Le monde politique souffre des mêmes maux. Lors de la vente de Telecom Argentina, le gouverne­ment avait promis une réforme des tarifs, incluant des augmentations substantielles. Or, il a fallu batailler six ans avant de l’obtenir. La déci­sion ayant été attaquée en justice, puis jugée anti-constitu­tionnelle, il a fallu mena­cer de partir. Et devant ce bras de fer, la Cour Su­prême a finalement autorisé le dé­cret du gouvernement, mais on a frôlé la catastro­phe, souligne Jean-Claude Vicarini. Les Argentins, qui ont subi moult dévaluations, vivent également dans la hantise de la banqueroute. Aussi, dès qu’une crise financière éclate dans un pays, et même si ce dernier n’entretient aucune relation parti­culière avec l’Argentine, les consé­quences en sont énormes. En 1995, lors de la crise mexicaine les Argentins ont retiré leurs avoirs bancaires et la vie économique s’est pratiquement arrêtée pendant plusieurs mois. En 1997, lors de la crise russe, les Argentins ont stoppé leurs investissements en cours pour "rester liquide". Depuis 1953 et le départ de Peron, l’Argentine ne parvient pas à éli­miner les démons qui la rongent. Après le retour au pouvoir du vieux leader en 1973, et sa mort quelques mois plus tard, son épouse Isabellita prend sa succession, mais cet épisode se termine en désastre. La bourgeoisie, affolée par le chaos qui prévaut, appelle en 1976 la dictature militaire pour remettre de l’ordre. Après la défaite des Malouines, la démocratie réappa­raît avec Alfonsin, mais l’économie s’écroule, avec un taux d’inflation qui s’envole à plus de 3000% par an. Carlos Menem, ac­cueilli comme un sauveur en 1989, réussit à redresser le pays à partir de 1991 et à éviter le pire lors des deux cri­ses évoquées plus haut.

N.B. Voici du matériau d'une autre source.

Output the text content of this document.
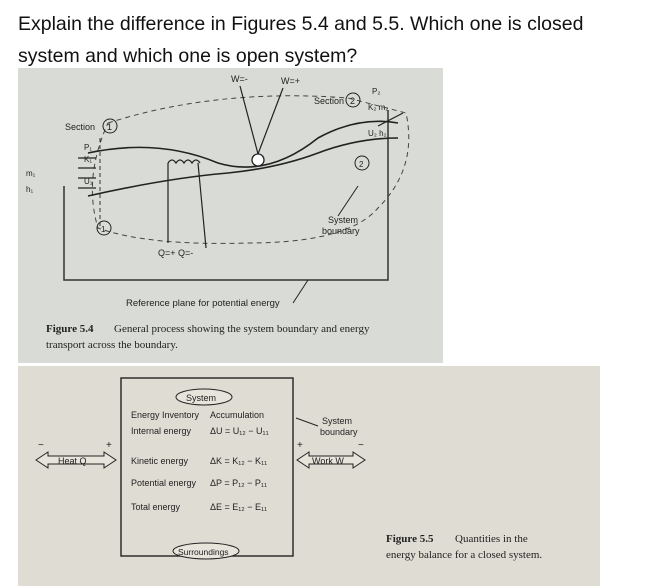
Explain the difference in Figures 5.4 and 5.5. Which one is closed
system and which one is open system?
W=-	W=+
Section 2
P₂
K₂ m₂
U₂ h₂
Section 1
P₁
K₁
m₁
U₁
h₁
1
2
System
boundary
Q=+ Q=-
Reference plane for potential energy
Figure 5.4 General process showing the system boundary and energy
transport across the boundary.
System
Energy Inventory Accumulation
Internal energy ΔU = U₁₂ − U₁₁
Kinetic energy ΔK = K₁₂ − K₁₁
Potential energy ΔP = P₁₂ − P₁₁
Total energy	ΔE = E₁₂ − E₁₁
Heat Q
−	+
Work W
+	−
System
boundary
Surroundings
Figure 5.5 Quantities in the
energy balance for a closed system.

Malheureu­sement son successeur, Fernando de la Rua, perd peu à peu tout cré­dit et il démissionne à la fin de 2001, laissant le pays dans une si­tuation catastrophique. L’actuel président Nestor Kirchner main­tient son autorité en s’opposant au FMI mais il isole son pays et ses meilleurs soutiens sont le Brésil de Lula, le Venezuela de Chavez et Cuba. L’Etat est aujourd’hui en cessation de paiement et les entre­prises ne remboursent plus leurs dettes, observe Jean-Claude Vicarini. Seule petite note d’optimisme, le tourisme attire à nouveau et les jeunes, soucieux de reconstruire leur pays, font preuve de plus de dynamisme. Une nou­velle religion du travail est peut-être en train de s’amorcer, seul réel espoir pour l’Argentine…

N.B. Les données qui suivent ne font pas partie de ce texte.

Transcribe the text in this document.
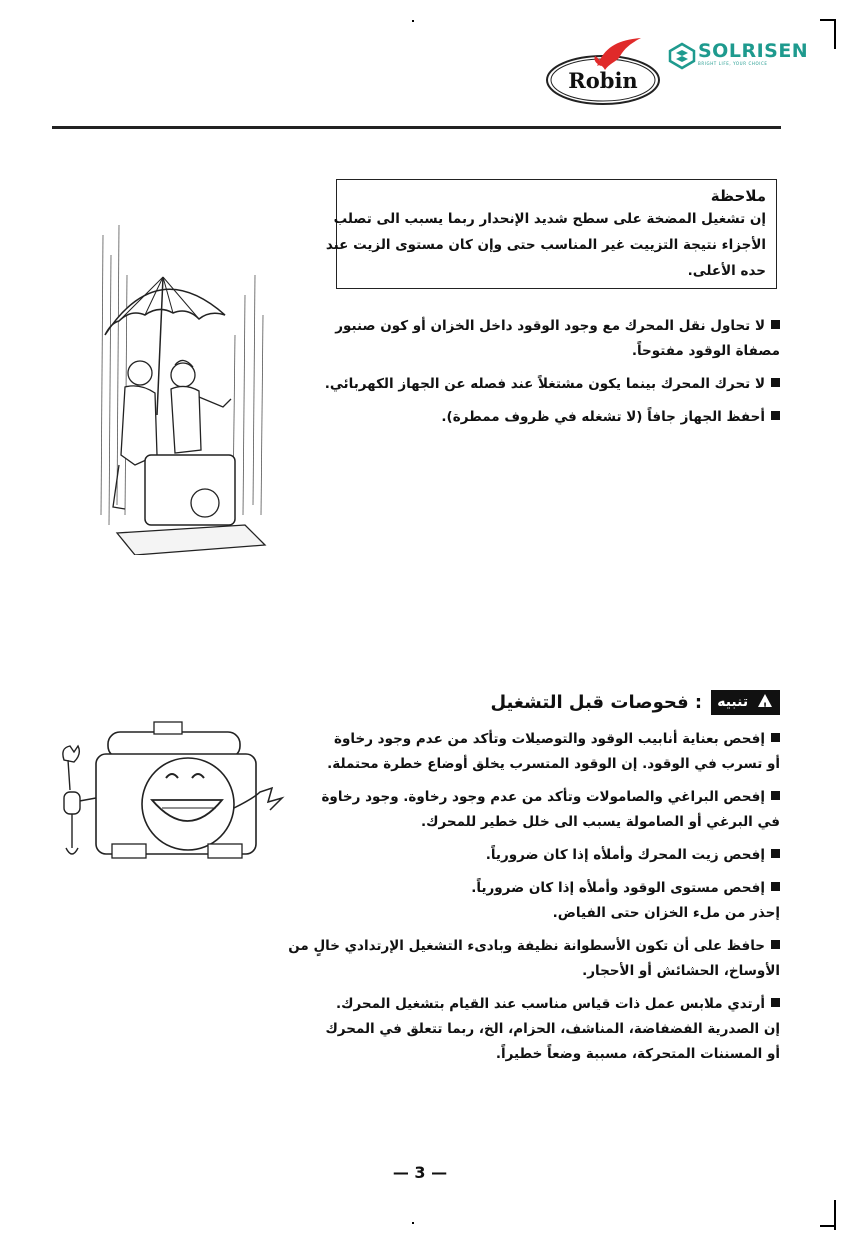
Robin
SOLRISEN
BRIGHT LIFE, YOUR CHOICE
ملاحظة
إن تشغيل المضخة على سطح شديد الإنحدار ربما يسبب الى تصلب
الأجزاء نتيجة التزييت غير المناسب حتى وإن كان مستوى الزيت عند
حده الأعلى.
لا تحاول نقل المحرك مع وجود الوقود داخل الخزان أو كون صنبور
مصفاة الوقود مفتوحاً.
لا تحرك المحرك بينما يكون مشتغلاً عند فصله عن الجهاز الكهربائي.
أحفظ الجهاز جافاً (لا تشغله في ظروف ممطرة).
!
تنبيه : فحوصات قبل التشغيل
إفحص بعناية أنابيب الوقود والتوصيلات وتأكد من عدم وجود رخاوة
أو تسرب في الوقود. إن الوقود المتسرب يخلق أوضاع خطرة محتملة.
إفحص البراغي والصامولات وتأكد من عدم وجود رخاوة. وجود رخاوة
في البرغي أو الصامولة يسبب الى خلل خطير للمحرك.
إفحص زيت المحرك وأملأه إذا كان ضرورياً.
إفحص مستوى الوقود وأملأه إذا كان ضرورياً.
إحذر من ملء الخزان حتى الفياض.
حافظ على أن تكون الأسطوانة نظيفة وبادىء التشغيل الإرتدادي خالٍ من
الأوساخ، الحشائش أو الأحجار.
أرتدي ملابس عمل ذات قياس مناسب عند القيام بتشغيل المحرك.
إن الصدرية الفضفاضة، المناشف، الحزام، الخ، ربما تتعلق في المحرك
أو المسننات المتحركة، مسببة وضعاً خطيراً.
— 3 —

Compte rendu établi par Marie-Clotilde Hingray

 

Carte d'identité de l'Argentine

Population : 38 millions hts

Superficie : 2 770 000 km²

Densité : 13 hab /km2.

Capitale : Buenos Aires.

Religion : catholique (plus de 92%)

                        

Langue : espagnol (castellano) parlé par 100 % de la population (nom­breuses langues indigènes : quechua au Nord-Ouest, guarani
au Nord-Est).

Monnaie : peso (1 € = 3,3 $Ar).

                   

Régime : démocratie présidentielle.

Chef d'État : Nestor Kirchner (élu en mai 2003).

Emblème du pays : le ceibo, (fleur rouge). Drapeau bleu et blanc avec un soleil en son centre.